Además, en determinadas personas, algunas fases duran más que otras o bien se experimentan en un orden distinto. Lo que sí es consensuado es el hecho de que la aceptación llega al final de todo el proceso y una vez que el individuo ha estado dispuesto a abrazar a todos sus sentimientos sin exclusión.
En este sentido, es imprescindible que no agotemos recursos para intentar tapar las emociones. Nuestra sociedad y cultura es muy proclive a negar las emociones negativas. No solemos llorar en público, no acostumbramos a hablar de nuestros sentimientos si estos no son de alegría. Si vemos a alguna persona afligida o desolada, incluso podemos juzgarlo de dramático, débil o exagerado.
No estaría mal empezar a abandonar los juicios emocionales y dejar simplemente fluir y ser. Si el contexto me está dando claves para poner en marcha mis emociones de tristeza entonces es porque es necesario que surjan.
¿Qué ocurre cuando el duelo se enquista?
Si hemos padecido en nuestra vida una situación de pérdida y la hemos tapado con tiritas, sin antes limpiarla, es probable que terminemos saboteando su curación, enquistando el duelo. De esta manera, la intensidad aumenta y el proceso se prolonga en el tiempo.
Es una parajoda: en ocasiones, cuanto más no afanamos en evitar el sufrimiento, más nos hundimos en él. Tenemos tanto miedo a desplazarnos de una posición de indiferencia y empezar a sentir que podemos llegar a tomar medidas desesperadas para no hacerlo.

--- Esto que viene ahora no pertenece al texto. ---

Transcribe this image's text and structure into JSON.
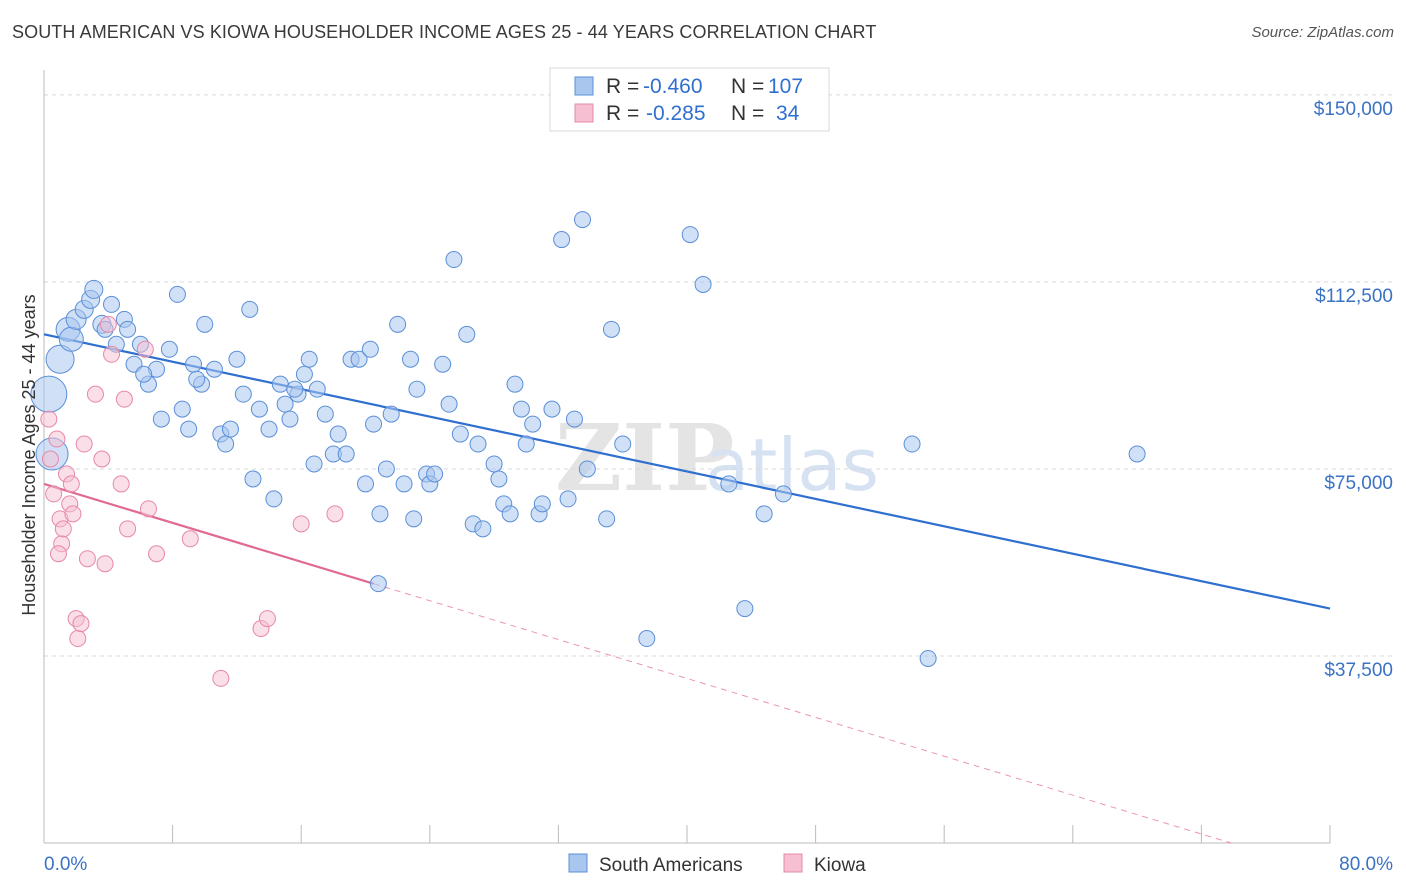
{
  "title": "SOUTH AMERICAN VS KIOWA HOUSEHOLDER INCOME AGES 25 - 44 YEARS CORRELATION CHART",
  "source": "Source: ZipAtlas.com",
  "watermark": {
    "zip": "ZIP",
    "atlas": "atlas"
  },
  "colors": {
    "blue_fill": "#a9c6ee",
    "blue_stroke": "#5b8fd8",
    "blue_line": "#2f6fd0",
    "pink_fill": "#f6c0d2",
    "pink_stroke": "#e688a8",
    "pink_line": "#e06a93",
    "grid": "#d8d8d8",
    "axis_text": "#3a72c4"
  },
  "legend": {
    "rows": [
      {
        "r_label": "R = ",
        "r_value": "-0.460",
        "n_label": "N = ",
        "n_value": "107"
      },
      {
        "r_label": "R = ",
        "r_value": "-0.285",
        "n_label": "N = ",
        "n_value": "34"
      }
    ]
  },
  "chart_data": {
    "type": "scatter",
    "xlabel": "",
    "ylabel": "Householder Income Ages 25 - 44 years",
    "xlim": [
      0,
      80
    ],
    "ylim": [
      0,
      155000
    ],
    "x_tick_labels": [
      "0.0%",
      "80.0%"
    ],
    "y_ticks": [
      37500,
      75000,
      112500,
      150000
    ],
    "y_tick_labels": [
      "$37,500",
      "$75,000",
      "$112,500",
      "$150,000"
    ],
    "grid": true,
    "series": [
      {
        "name": "South Americans",
        "r": -0.46,
        "n": 107,
        "trend": {
          "x": [
            0,
            80
          ],
          "y": [
            102000,
            47000
          ]
        },
        "points": [
          [
            0.3,
            90000,
            18
          ],
          [
            0.5,
            78000,
            16
          ],
          [
            1.0,
            97000,
            14
          ],
          [
            1.5,
            103000,
            12
          ],
          [
            1.7,
            101000,
            12
          ],
          [
            2.0,
            105000,
            10
          ],
          [
            2.5,
            107000,
            9
          ],
          [
            2.9,
            109000,
            9
          ],
          [
            3.1,
            111000,
            9
          ],
          [
            3.6,
            104000,
            9
          ],
          [
            3.8,
            103000,
            8
          ],
          [
            4.2,
            108000,
            8
          ],
          [
            4.5,
            100000,
            8
          ],
          [
            5.0,
            105000,
            8
          ],
          [
            5.2,
            103000,
            8
          ],
          [
            5.6,
            96000,
            8
          ],
          [
            6.0,
            100000,
            8
          ],
          [
            6.5,
            92000,
            8
          ],
          [
            7.0,
            95000,
            8
          ],
          [
            7.3,
            85000,
            8
          ],
          [
            7.8,
            99000,
            8
          ],
          [
            8.3,
            110000,
            8
          ],
          [
            8.6,
            87000,
            8
          ],
          [
            9.0,
            83000,
            8
          ],
          [
            9.3,
            96000,
            8
          ],
          [
            9.8,
            92000,
            8
          ],
          [
            10.0,
            104000,
            8
          ],
          [
            10.6,
            95000,
            8
          ],
          [
            11.0,
            82000,
            8
          ],
          [
            11.3,
            80000,
            8
          ],
          [
            11.6,
            83000,
            8
          ],
          [
            12.0,
            97000,
            8
          ],
          [
            12.4,
            90000,
            8
          ],
          [
            12.8,
            107000,
            8
          ],
          [
            13.0,
            73000,
            8
          ],
          [
            13.4,
            87000,
            8
          ],
          [
            14.0,
            83000,
            8
          ],
          [
            14.3,
            69000,
            8
          ],
          [
            14.7,
            92000,
            8
          ],
          [
            15.0,
            88000,
            8
          ],
          [
            15.3,
            85000,
            8
          ],
          [
            15.8,
            90000,
            8
          ],
          [
            16.2,
            94000,
            8
          ],
          [
            16.5,
            97000,
            8
          ],
          [
            16.8,
            76000,
            8
          ],
          [
            17.0,
            91000,
            8
          ],
          [
            17.5,
            86000,
            8
          ],
          [
            18.0,
            78000,
            8
          ],
          [
            18.3,
            82000,
            8
          ],
          [
            18.8,
            78000,
            8
          ],
          [
            19.1,
            97000,
            8
          ],
          [
            19.6,
            97000,
            8
          ],
          [
            20.0,
            72000,
            8
          ],
          [
            20.3,
            99000,
            8
          ],
          [
            20.5,
            84000,
            8
          ],
          [
            20.9,
            66000,
            8
          ],
          [
            21.3,
            75000,
            8
          ],
          [
            21.6,
            86000,
            8
          ],
          [
            22.0,
            104000,
            8
          ],
          [
            22.4,
            72000,
            8
          ],
          [
            22.8,
            97000,
            8
          ],
          [
            23.2,
            91000,
            8
          ],
          [
            23.8,
            74000,
            8
          ],
          [
            24.0,
            72000,
            8
          ],
          [
            24.3,
            74000,
            8
          ],
          [
            24.8,
            96000,
            8
          ],
          [
            25.2,
            88000,
            8
          ],
          [
            25.5,
            117000,
            8
          ],
          [
            25.9,
            82000,
            8
          ],
          [
            26.3,
            102000,
            8
          ],
          [
            26.7,
            64000,
            8
          ],
          [
            27.0,
            80000,
            8
          ],
          [
            27.3,
            63000,
            8
          ],
          [
            28.0,
            76000,
            8
          ],
          [
            28.3,
            73000,
            8
          ],
          [
            28.6,
            68000,
            8
          ],
          [
            29.0,
            66000,
            8
          ],
          [
            29.3,
            92000,
            8
          ],
          [
            29.7,
            87000,
            8
          ],
          [
            30.0,
            80000,
            8
          ],
          [
            30.4,
            84000,
            8
          ],
          [
            30.8,
            66000,
            8
          ],
          [
            31.0,
            68000,
            8
          ],
          [
            31.6,
            87000,
            8
          ],
          [
            32.2,
            121000,
            8
          ],
          [
            32.6,
            69000,
            8
          ],
          [
            33.0,
            85000,
            8
          ],
          [
            33.5,
            125000,
            8
          ],
          [
            33.8,
            75000,
            8
          ],
          [
            35.0,
            65000,
            8
          ],
          [
            35.3,
            103000,
            8
          ],
          [
            36.0,
            80000,
            8
          ],
          [
            37.5,
            41000,
            8
          ],
          [
            40.2,
            122000,
            8
          ],
          [
            41.0,
            112000,
            8
          ],
          [
            42.6,
            72000,
            8
          ],
          [
            43.6,
            47000,
            8
          ],
          [
            44.8,
            66000,
            8
          ],
          [
            46.0,
            70000,
            8
          ],
          [
            54.0,
            80000,
            8
          ],
          [
            55.0,
            37000,
            8
          ],
          [
            68.0,
            78000,
            8
          ],
          [
            20.8,
            52000,
            8
          ],
          [
            6.2,
            94000,
            8
          ],
          [
            9.5,
            93000,
            8
          ],
          [
            15.6,
            91000,
            8
          ],
          [
            23.0,
            65000,
            8
          ]
        ]
      },
      {
        "name": "Kiowa",
        "r": -0.285,
        "n": 34,
        "trend": {
          "x": [
            0,
            20.5
          ],
          "y": [
            72000,
            52000
          ]
        },
        "trend_dashed": {
          "x": [
            20.5,
            80
          ],
          "y": [
            52000,
            -6000
          ]
        },
        "points": [
          [
            0.3,
            85000
          ],
          [
            0.4,
            77000
          ],
          [
            0.6,
            70000
          ],
          [
            0.8,
            81000
          ],
          [
            1.0,
            65000
          ],
          [
            1.1,
            60000
          ],
          [
            1.2,
            63000
          ],
          [
            1.4,
            74000
          ],
          [
            1.6,
            68000
          ],
          [
            1.7,
            72000
          ],
          [
            1.8,
            66000
          ],
          [
            2.0,
            45000
          ],
          [
            2.1,
            41000
          ],
          [
            2.3,
            44000
          ],
          [
            2.5,
            80000
          ],
          [
            2.7,
            57000
          ],
          [
            3.2,
            90000
          ],
          [
            3.6,
            77000
          ],
          [
            3.8,
            56000
          ],
          [
            4.2,
            98000
          ],
          [
            4.8,
            72000
          ],
          [
            5.0,
            89000
          ],
          [
            5.2,
            63000
          ],
          [
            6.3,
            99000
          ],
          [
            6.5,
            67000
          ],
          [
            7.0,
            58000
          ],
          [
            9.1,
            61000
          ],
          [
            11.0,
            33000
          ],
          [
            13.5,
            43000
          ],
          [
            13.9,
            45000
          ],
          [
            16.0,
            64000
          ],
          [
            18.1,
            66000
          ],
          [
            4.0,
            104000
          ],
          [
            0.9,
            58000
          ]
        ]
      }
    ]
  }
}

Los médicos recetan psicofármacos para evitar que nos enfrentemos al flujo de emociones, las personas de nuestro entorno nos recomiendan que «pasemos página y olvidemos rápido» y nosotros mismos evitamos hablar de nuestra pérdida o pensar en ella.
Esta evitación experiencial lleva inevitablemente a la cronificación del duelo. De tanto esforzarme en luchar contra mis monstruos, al final la vida termina girando en torno a ellos. Se quedan presentes durante mucho tiempo.
El duelo como oportunidad experiencial, permite que nos encontremos en otro plano, en una posición plena de escucha y comprensión. Retomado este contacto, lo usual es que vayamos poco a poco recuperando nuestra vida, ordenando nuestros valores y tomando los caminos que nos llevan a conseguirlos. En este transitar, nos daremos cuenta de que existe un lugar para el crecimiento, que podemos crecer como personas y que, de entre todo lo que viaja con el duelo, también hay una oportunidad para el aprendizaje.
En conclusión, ver el duelo como oportunidad experiencial contribuye a no enfrentarnos a él como si fuera el enemigo, a no alimentar la frustración que nace de lo que ya no se puede cambiar. Si lo naturalizamos, será más fácil que podamos integrarlo en nuestra historia vital.
Será más sencillo entender que las pérdidas importantes en raras ocasiones son pérdidas absolutas, conservando razones con las que el espíritu vital, dañado y resentido, se puede recuperar. Las emociones están en nosotros por el simple hecho de que estamos vivos. En consonancia, es más apropiado empezar a aceptarlas en ausencia de juicios y abiertos a su mensaje.